A brief history of the Co-op

Inspired by the burgeoning agricultural co-operative movement in rural Ontario, seven students from Ontario Agricultural College founded the Guelph Campus Co-op in November of 1913. The Co-op’s original purpose was to sell textbooks and school supplies to students on campus – a niche that had yet to be filled by the university.

Over the years, the Co-op steadily took on more roles; at its peak it was operating several on-campus tuck shops, two cafes, a pharmacy, a bookstore, and, by the 1960s, several off-campus housing sites.

But that growth came crashing down in 1989. The university had just hired Brian Segal as its new president and Segal almost immediately began to dismantle most of the Co-op’s operations. The administration started by taking over the Co-op’s University Centre establishments and then, most seriously, decided not to renew the Co-op Bookstore’s lease in McNaughton Building. The university had ambitions to become the sole bookseller on campus.

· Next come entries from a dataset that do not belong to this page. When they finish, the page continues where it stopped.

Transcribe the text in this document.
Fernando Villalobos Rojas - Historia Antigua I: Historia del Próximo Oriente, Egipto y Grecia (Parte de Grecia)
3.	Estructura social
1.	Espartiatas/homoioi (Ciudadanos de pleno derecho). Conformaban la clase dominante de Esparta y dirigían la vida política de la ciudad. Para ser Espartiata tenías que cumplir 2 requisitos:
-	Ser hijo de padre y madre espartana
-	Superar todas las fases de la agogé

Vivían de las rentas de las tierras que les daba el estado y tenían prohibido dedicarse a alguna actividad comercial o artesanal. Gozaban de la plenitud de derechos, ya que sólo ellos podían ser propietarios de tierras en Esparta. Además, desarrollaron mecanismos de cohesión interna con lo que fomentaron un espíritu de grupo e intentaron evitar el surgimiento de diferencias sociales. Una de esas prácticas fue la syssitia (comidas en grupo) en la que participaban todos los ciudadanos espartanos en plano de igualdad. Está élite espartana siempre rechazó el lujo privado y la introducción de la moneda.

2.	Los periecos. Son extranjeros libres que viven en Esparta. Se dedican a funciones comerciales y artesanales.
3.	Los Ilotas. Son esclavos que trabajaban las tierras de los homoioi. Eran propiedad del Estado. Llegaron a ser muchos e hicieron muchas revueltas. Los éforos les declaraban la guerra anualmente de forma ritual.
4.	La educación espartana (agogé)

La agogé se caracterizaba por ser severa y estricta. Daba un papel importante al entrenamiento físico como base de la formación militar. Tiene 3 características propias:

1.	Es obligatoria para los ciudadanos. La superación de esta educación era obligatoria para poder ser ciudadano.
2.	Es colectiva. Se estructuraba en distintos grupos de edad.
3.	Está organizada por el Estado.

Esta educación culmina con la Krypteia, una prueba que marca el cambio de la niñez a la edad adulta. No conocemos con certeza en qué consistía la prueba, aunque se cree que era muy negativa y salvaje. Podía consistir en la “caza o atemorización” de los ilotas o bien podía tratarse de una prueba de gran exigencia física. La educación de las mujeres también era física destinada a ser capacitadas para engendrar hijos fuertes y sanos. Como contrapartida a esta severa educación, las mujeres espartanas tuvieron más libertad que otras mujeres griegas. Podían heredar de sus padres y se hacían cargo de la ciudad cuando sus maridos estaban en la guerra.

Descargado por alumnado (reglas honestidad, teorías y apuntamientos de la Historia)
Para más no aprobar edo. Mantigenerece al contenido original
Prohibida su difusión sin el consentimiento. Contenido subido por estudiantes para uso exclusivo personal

The Co-op argued that the takeover would violate the longstanding arrangement the organization had with the university: In 1936, the Co-op traded a valuable patch of land it owned (now War Memorial Hall) to the university in exchange for the exclusive right to sell textbooks on campus for the next 99 years.

In 1990, the Co-op took the university to court over the dispute. It argued that the university was ignoring the prior agreement, and successfully demonstrated that the administration was exercising its power unfairly to establish a monopoly on bookselling.

In the end, the Co-op retained the right to sell books on campus but was relegated to the basement of Johnston Hall. The university took over the bookstore in McNaughton.

While university had legitimate reasons wanting to get a bigger slice of the action on campus, as well as for thinking it could do a better job running those operations than the Co-op – which by the late 1980s was under a great deal of scrutiny for mismanagement – it had nevertheless reduced the Guelph Campus Co-op to but a shadow of its former self in just two years.

These days, the Co-op is intent on expanding into the housing market. It has recently approved the construction of a new 18-unit apartment complex on College Avenue West and is still focusing on providing students with as many different book formats as possible.

Though it is unclear what the next century holds for the Guelph Campus Co-op, the mood at the anniversary party was confident. “Onwards and upwards,” said Middleton. It seems attention is squarely focused on what the Co-op has the potential to be, rather than what it once was.